眼鏡専門店「JINS」を運営するジンズが香港・九龍地区の大型ショッピングモールに進出したのは、この9月下旬。オープンから約1カ月後の現在も、オシャレな眼鏡アイテムを求める香港人の行列が続いています。日本ならばレンズや眼鏡フレームなどワンセット約7400円でそろえられますが、香港店では約1万2000円と高めに設定。それでも購買者の列は絶えません。

また、企業監査などの南青山グループは、香港に本社を置く中国大手のコンサルティングファーム「Shine Wing」に傘下入りし、日本の現地法人を設立しました。南青山グループの仙石実代表は「アジアから欧米市場までを視野に入れる企業にとって、香港はグローバル化への出発点となり、東証上場を飛び越して最初から香港での上場を計画している日本企業も出てきている」と話します。

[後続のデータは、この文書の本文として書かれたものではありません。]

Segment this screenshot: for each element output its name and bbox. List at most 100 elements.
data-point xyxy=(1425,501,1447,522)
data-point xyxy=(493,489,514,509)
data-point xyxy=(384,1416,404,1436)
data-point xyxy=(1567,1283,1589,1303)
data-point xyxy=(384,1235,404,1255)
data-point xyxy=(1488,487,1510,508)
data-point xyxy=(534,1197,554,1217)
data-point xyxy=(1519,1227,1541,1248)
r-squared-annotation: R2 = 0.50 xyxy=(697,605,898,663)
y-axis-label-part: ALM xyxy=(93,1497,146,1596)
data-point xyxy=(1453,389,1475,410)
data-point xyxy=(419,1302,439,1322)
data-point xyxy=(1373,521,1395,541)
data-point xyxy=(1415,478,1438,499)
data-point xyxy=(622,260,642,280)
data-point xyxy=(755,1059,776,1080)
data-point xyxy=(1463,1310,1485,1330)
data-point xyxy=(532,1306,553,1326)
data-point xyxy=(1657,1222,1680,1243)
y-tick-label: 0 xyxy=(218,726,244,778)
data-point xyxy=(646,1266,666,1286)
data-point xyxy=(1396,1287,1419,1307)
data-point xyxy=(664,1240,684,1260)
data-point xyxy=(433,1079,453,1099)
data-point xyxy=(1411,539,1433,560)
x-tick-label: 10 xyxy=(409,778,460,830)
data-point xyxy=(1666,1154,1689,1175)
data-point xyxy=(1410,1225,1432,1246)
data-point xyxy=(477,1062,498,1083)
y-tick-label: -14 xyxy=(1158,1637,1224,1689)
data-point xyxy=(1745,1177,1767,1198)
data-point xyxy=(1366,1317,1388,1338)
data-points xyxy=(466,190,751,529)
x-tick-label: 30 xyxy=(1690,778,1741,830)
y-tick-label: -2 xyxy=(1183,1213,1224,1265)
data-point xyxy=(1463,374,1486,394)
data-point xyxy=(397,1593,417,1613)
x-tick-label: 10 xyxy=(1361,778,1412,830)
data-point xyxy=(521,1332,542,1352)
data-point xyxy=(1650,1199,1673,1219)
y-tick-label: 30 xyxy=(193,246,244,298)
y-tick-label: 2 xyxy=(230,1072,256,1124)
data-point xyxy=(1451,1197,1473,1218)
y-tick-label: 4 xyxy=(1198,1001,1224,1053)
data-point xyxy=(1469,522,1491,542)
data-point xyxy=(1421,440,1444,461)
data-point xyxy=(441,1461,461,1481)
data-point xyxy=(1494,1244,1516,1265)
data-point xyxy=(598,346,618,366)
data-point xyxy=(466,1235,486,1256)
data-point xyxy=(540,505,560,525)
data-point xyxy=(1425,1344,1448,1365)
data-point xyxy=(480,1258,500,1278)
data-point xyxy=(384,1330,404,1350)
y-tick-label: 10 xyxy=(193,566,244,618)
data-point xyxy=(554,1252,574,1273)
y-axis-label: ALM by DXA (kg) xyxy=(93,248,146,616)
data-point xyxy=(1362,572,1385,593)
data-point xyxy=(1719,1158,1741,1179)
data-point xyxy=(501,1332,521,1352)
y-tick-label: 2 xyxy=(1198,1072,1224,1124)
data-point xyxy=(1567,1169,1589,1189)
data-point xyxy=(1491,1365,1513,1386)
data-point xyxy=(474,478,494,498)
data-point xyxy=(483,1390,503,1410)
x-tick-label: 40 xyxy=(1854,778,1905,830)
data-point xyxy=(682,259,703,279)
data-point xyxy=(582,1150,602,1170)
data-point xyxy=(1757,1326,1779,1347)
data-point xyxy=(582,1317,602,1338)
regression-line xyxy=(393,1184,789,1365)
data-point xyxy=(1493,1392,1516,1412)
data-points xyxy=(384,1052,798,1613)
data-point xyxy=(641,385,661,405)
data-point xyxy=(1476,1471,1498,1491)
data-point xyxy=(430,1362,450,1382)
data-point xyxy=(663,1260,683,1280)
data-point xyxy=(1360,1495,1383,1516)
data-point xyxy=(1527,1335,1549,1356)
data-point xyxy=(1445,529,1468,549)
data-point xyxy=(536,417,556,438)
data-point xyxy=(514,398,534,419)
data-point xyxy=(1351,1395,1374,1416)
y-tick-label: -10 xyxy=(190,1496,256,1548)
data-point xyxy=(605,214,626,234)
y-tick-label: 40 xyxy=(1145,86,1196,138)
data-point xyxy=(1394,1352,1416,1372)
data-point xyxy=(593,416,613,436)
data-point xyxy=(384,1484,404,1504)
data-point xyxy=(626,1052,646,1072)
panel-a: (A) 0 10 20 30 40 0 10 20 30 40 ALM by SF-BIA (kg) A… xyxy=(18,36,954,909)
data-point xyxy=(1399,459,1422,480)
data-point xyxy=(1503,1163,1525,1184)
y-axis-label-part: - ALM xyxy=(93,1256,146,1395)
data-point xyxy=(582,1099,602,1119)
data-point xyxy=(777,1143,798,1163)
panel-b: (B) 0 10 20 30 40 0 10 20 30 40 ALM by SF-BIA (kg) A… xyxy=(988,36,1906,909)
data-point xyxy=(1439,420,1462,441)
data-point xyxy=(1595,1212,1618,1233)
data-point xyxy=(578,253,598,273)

日本国内の企業が香港を目指すには、次の二つの理由があります。第一に、香港経済は、国際金融センターの機能が充実しているからです。世界トップ100の金融機関のうち約70行の拠点があり、資金調達や資産管理・運用を代行のアセットマネジメントに有利な環境が整備されています。第二は、米シンクタンクなどによる「経済自由度指数」では、香港が長期にわたって連続1位であることです。政府の干渉や規制が緩く、ビジネスや貨幣の自由度が高い点が特徴です。資本流動性と外国投資などの点では世界トップクラスにあります。また、税制面がシンプルな点も国際ビジネスを展開しやすくするでしょう。法人税は最大16.5%、個人15%、キャピタルゲイン、輸入関税は0%です。

経済のみならず香港はアジアにおける流行文化の発信地、中継地、消費地といえる場所です。香港の流行文化は、中国および台湾で大きな影響力をもっており、さらに日本、韓国および東南アジア各地にまで影響力を伸ばしています。また香港は、世界各地の流行文化の中継地でも、また消費地でもあります。アメリカ、日本、韓国、中国大陸、台湾の文化商品は香港市場に溢れており、香港の現地流行文化に常に衝撃を与え続けています。

クリスマスイルミネーションが輝く香港島の夜景

香港は、政治的には「一国二制度」という特殊な統治システムであり、常に大国のチャイナリスクに晒されてはいますが、経済成長率、税制面、そして、地理的条件等を鑑みた場合、これほど魅力に満ちた市場は、他には見られないでしょう。現在、香港に進出している外資系で一番多いのが日本企業で、1378社が進出しています。日本企業と香港の結びつきが如何に深いものであるかの証左です。

香港での成功は、アジアの成功に繋がり、それがグローバル企業への成長にも成り得ます。私たち、イーアクティブグループは、そのような企業を目指すことをビジョンとしていますし、今回の視察もまた、実り多いものとなりました。